Capital One offers a cloud training program to engineers who work directly on AWS as well as non-technical stakeholders who need to be able to advocate for the power of cloud computing. The company now ranks in the top three of all enterprises globally for AWS certifications held by employees.
Using AWS, Capital One brings new products to market in weeks instead of months or years, uses machine learning to improve customer experience, and attracts top developers and engineers—all of which help the company achieve its most important goal: creating great experiences for its customers.
MLB has been collecting statistical data on its players and clubs for decades, and in 2015 it started using AWS to collect and distribute game-day stats to enhance the fan experience.
By using Amazon Sagemaker, MLB is empowering its developers and data scientists to quickly and easily build, train, and deploy machine-learning models at scale.
These models help MLB eliminate manual, time-intensive processes associated with recordkeeping and statistics, like scorekeeping, capturing game notes, and classifying pitches.
MLB plans to work with the Amazon ML Solutions Lab to continue improving Statcast—its tracking technology that analyzes player performance—including testing accuracy of pitch predictions and creating personalized viewer experiences.
MLB will continue to innovate using artificial intelligence. The organization plans to use Amazon Comprehend to build a language model that could create scripts for live games that simulate iconic announcers.
Matson built a flagship mobile application for global container tracking that allows customers to perform real-time tracking of their freight shipments. Other valuable features in the application include interactive vessel schedule searching, location-based port map lookups, and live gate-camera feeds.
All mobile devices access AWS via Amazon API Gateway. This provides highly available edge located endpoints for access into resources within Matson's existing virtual private clouds.

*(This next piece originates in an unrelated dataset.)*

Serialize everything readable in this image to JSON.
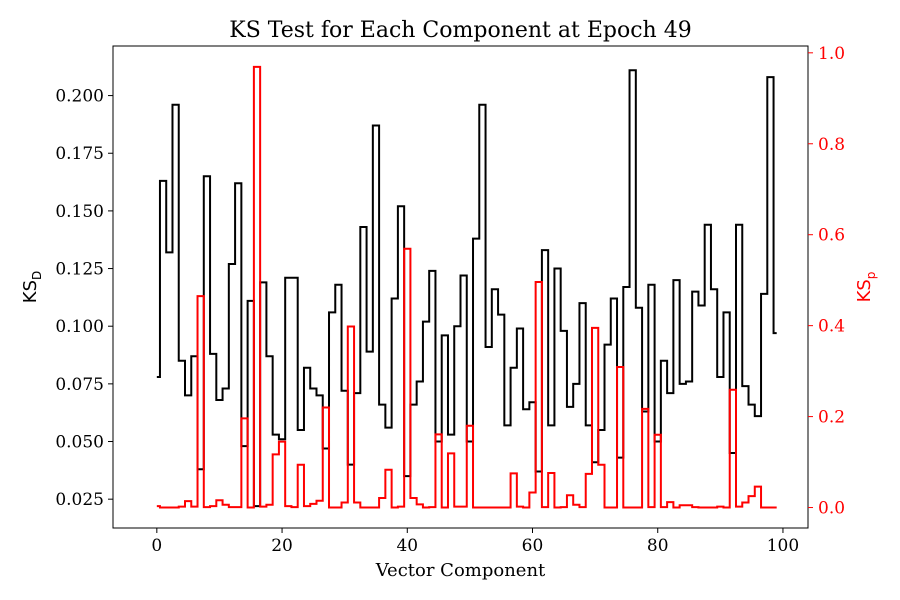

The AWS Lambda functions are designed using the microservices pattern and are modeled around specific ocean-based business contexts, such as shipment tracking and vessel schedules.
Amazon DynamoDB manages configuration as well as user-feedback configuration and user-feedback notifications sent from mobile devices. DynamoDB Streams provides real-time notifications to Matson's customer service team.
Matson can now offer customers an end-to-end serverless application to help track their shipments, and has no infrastructure to maintain.
The Roomba 900 series completes a cleaning mission in the home and returns to the dock for charging.
iRobot processes the home map, calculates the total floor space cleaned and the status code for the cleaning mission, and publishes the metadata to AWS IoT.
iRobot uses an AWS IoT rule to put the message into an Amazon Kinesis stream. From Kinesis, iRobot can process the cleaning mission data. Kinesis allows multiple teams to receive the stream of data.
AWS Lambda receives the cleaning mission metadata and parses the format to Amazon DynamoDB. Amazon Kinesis batches the mission data and stores it in Amazon S3. Amazon S3 is used as the iRobot data lake for analytics, where all message data is compressed and stored. Once the data is in Amazon S3, iRobot uses the AWS Analytics toolset. Amazon Athena allows iRobot to explore and discover patterns in the data without having to run compute resources all the time.
The cleaning mission is stored in Amazon DynamoDB and linked to a specific robot and consumer.
The consumer gets an alert that informs them of a successful Roomba 900 series cleaning mission.
BP's IT organization manages SAP applications used by thousands of employees worldwide for supply chain, procurement, finance, and more.
To improve speed and gain cost agility, BP used Amazon EC2 to migrate these core business apps to the cloud. In addition, the team built EC2 X1 instances to increase scale and to power their real-time analytics.
The team can now stand up systems on demand in hours instead of weeks or months. BP is seeing performance increases across the board, including a 40 percent speed improvement for the Lubricants ERP system.